Henry steps forward, and Oscar looks him up and down—the Burberry bag, the cooler on his shoulder, the elegant smile, the extended hand. His dad had been confused but ultimately willing to roll with it when Alex asked if he could bring a friend and casually mentioned the friend would be the Prince of Wales. He’s not sure how this will go. “Hello,” Henry says. “Good to meet you. I’m Henry.” Oscar slaps his hand into Henry’s. “Hope you’re ready to fucking party.”

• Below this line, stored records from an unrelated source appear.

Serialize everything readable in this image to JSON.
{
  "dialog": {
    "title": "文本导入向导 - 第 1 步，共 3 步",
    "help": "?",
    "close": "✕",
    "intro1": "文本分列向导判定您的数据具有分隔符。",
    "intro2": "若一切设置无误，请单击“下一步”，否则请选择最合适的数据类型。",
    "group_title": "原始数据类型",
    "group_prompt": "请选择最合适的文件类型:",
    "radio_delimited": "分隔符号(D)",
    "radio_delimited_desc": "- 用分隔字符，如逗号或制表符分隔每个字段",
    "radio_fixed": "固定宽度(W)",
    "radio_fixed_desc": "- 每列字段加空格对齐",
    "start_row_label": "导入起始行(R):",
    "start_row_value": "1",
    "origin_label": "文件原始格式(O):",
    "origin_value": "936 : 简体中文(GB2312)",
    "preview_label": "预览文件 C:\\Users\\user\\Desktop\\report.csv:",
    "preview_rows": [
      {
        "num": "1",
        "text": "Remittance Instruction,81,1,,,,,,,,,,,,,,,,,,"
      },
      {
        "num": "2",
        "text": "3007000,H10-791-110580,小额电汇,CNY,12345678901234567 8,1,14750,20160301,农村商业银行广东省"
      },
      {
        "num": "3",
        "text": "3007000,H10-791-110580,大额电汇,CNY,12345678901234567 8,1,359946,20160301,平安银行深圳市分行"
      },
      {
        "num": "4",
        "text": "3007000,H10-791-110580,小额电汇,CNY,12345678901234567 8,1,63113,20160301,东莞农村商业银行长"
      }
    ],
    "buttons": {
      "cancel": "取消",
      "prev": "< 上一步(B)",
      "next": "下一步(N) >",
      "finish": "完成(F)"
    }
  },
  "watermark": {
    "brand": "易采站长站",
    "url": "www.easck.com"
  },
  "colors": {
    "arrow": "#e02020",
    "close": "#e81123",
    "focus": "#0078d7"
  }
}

Oscar may be the cook of the family, but Alex’s mom was the one who grilled. It didn’t always track in Pemberton Heights—his Mexican dad in the house diligently soaking a tres leches while his blond mom stood out in the yard flipping burgers—but it worked. Alex determinedly picked up the best from both of them, and now he’s the only one here who can handle racks of ribs while Oscar does the rest. The kitchen of the lake house faces the water, always smelling like citrus and salt and herbs, and his dad keeps it stocked with plump tomatoes and clay-soft avocados when they’re visiting. He’s standing in front of the big open windows now, three racks of ribs spread out on pans on the counter in front of him. His dad is at the sink, shucking ears of corn and humming along to an old Chente record. Brown sugar. Smoked paprika. Onion powder. Chili powder. Garlic powder. Cayenne pepper. Salt. Pepper. More brown sugar. Alex measures each one out with his hands and dumps them into the bowl. Down by the dock, June and Nora are embroiled in what looks like an improvised jousting match, charging at each other on the backs of inflatable animals with pool noodles. Henry is tipsy and shirtless and attempting to referee, standing on the dock with one foot on a piling and waving a bottle of Shiner around like a madman. Alex smiles a little to himself, watching them. Henry and his girls. “So, you wanna talk about it?” says his father’s voice, in Spanish, from somewhere to his left. Alex jumps a little, startled. His dad has relocated to the bar a few feet down from him, mixing up a big batch of cotija and crema and seasonings for elotes. “Uh.” Has he been that obvious already? “About Raf.”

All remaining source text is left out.